Speaking so strongly on so many things, Rav Ovadia showed his care and passion for everything that the Jewish people and the Jewish state were going through. In a generation where opinion and being opinionated are at times discouraged and a non-confrontational position is appreciated most, Rav Ovadia showed that a strong position—tough though it may be—is of great value, as it reflects caring and passion in a world lacking these qualities.
His ability and choice to have an opinion and to express it—notably in the political arena—were even more significant in the halakhic field. His rulings on the most difficult questions, such as brain death being an acceptable halakhic criteria for defining death thus opening the door to organ transplants; the prohibition on force feeding animals resulting with his ban on the consumption of duck liver; his ruling that non-Jewish soldiers whose conversion was expedited within their term of service in the IDF were acceptable—all are rulings that carry and will carry great weight in the Jewish world.

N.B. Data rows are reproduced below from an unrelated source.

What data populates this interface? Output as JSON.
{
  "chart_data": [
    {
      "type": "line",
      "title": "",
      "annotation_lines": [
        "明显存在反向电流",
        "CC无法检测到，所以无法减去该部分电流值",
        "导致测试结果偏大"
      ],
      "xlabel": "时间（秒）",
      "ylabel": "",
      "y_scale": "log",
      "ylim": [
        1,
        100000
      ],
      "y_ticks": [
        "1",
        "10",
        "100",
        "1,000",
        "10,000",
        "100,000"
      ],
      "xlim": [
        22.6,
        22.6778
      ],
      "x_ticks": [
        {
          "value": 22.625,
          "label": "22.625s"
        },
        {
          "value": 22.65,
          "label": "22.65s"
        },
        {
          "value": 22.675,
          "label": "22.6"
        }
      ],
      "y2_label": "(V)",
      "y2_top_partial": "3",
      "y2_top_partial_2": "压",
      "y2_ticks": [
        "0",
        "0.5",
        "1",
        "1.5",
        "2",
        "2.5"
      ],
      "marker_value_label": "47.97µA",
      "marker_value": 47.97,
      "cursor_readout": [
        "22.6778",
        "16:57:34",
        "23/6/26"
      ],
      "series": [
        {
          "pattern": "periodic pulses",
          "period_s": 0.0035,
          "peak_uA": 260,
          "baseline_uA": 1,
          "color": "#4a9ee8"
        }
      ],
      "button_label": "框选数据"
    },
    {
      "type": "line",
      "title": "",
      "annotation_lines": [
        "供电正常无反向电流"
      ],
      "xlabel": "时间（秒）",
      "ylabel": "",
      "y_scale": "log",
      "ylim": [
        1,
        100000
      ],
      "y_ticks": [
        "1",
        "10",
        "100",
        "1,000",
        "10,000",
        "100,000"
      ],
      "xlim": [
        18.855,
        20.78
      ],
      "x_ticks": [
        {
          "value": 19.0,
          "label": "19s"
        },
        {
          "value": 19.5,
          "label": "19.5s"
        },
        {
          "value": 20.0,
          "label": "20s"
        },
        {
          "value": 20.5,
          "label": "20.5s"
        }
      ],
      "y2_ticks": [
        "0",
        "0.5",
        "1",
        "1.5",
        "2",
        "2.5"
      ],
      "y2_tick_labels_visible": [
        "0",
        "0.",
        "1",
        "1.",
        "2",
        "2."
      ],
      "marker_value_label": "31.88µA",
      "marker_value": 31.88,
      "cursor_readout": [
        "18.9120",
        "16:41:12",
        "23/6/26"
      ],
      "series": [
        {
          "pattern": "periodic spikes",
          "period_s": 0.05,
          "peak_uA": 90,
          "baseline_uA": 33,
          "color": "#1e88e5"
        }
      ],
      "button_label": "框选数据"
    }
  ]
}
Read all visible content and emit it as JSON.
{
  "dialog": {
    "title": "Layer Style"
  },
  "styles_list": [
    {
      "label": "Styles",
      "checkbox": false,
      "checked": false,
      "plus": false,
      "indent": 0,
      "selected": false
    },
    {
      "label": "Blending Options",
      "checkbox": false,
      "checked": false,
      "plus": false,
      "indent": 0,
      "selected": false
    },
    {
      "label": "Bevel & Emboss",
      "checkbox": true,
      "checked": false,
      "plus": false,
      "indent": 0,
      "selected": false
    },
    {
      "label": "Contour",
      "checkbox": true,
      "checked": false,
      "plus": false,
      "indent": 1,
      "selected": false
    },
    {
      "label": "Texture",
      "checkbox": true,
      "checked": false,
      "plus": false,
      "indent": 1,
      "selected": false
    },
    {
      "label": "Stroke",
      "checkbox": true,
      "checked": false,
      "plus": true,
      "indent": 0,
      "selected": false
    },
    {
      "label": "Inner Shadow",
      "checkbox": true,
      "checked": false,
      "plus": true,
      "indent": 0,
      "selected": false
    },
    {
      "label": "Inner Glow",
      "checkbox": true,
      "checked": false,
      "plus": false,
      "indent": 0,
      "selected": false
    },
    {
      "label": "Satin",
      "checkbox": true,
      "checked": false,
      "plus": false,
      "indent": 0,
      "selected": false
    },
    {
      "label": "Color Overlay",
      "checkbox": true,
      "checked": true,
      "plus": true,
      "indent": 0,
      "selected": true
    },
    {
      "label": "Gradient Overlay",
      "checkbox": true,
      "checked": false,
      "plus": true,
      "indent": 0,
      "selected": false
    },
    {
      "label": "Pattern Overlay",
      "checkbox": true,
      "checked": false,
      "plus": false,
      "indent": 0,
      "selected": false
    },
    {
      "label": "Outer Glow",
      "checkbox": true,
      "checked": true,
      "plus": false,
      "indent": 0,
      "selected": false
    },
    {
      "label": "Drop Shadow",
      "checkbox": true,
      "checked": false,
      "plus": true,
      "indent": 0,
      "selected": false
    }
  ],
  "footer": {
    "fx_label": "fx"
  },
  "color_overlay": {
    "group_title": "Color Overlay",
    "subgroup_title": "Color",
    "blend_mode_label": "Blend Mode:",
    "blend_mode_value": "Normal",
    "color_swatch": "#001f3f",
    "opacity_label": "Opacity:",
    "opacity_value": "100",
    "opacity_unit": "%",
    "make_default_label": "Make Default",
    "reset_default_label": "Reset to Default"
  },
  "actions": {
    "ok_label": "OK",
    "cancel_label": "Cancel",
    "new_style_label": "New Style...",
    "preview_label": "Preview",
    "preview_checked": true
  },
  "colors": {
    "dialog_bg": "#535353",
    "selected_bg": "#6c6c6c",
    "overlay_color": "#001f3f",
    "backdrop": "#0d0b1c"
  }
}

These decisions were widely respected not just because of the magnitude of his knowledge of Torah, his photographic memory and his outstanding brilliance. They were accepted because he cared, because he cared to address every issue and look through each one thoroughly and to make sure that those in need of an answer received that answer.
Another example for this is Rav Ovadia’s ruling on the Dakar submarine affair. In 1967 the Israeli submarine Dakar left Britain and in its way back to Israel tragically and mysteriously disappeared with the 69 crew members on board, 16 of whom had wives waiting for them at home. According to Jewish law this situation raises serious questions regarding the ability of these women to remarry with no evidence of their husband’s death. Upon receiving this question, Rav Ovadia locked himself in his apartment not leaving until able to find a halakhic solution for these women. Rav Ovadia did not lock himself in his apartment because of the intellectual challenge this question poses, nor did he immerse himself in study then for the sake of religious pursuit; he did it because he cared. He did it because anytime a decision needed to be made and a challenge needed to be met he cared enough about it whether he was asked or not.
Theodore Roosevelt famously said, “Nobody cares how much you know until they know how much you care.” This was the story of Rav Ovadia’s life: He did not only care to know in the most profound of ways, but he also knew how to care.
So when 800-850,000 Israelis from every possible walk of life came to give him his last honor in the largest funeral in Israel’s history, they came out of respect for Rav Ovadia’s genius and unparalleled Torah knowledge—they came for his caring to know. But they also came for another reason: to show respect for the man who knew how to care, to the man who was like a father to so many of them.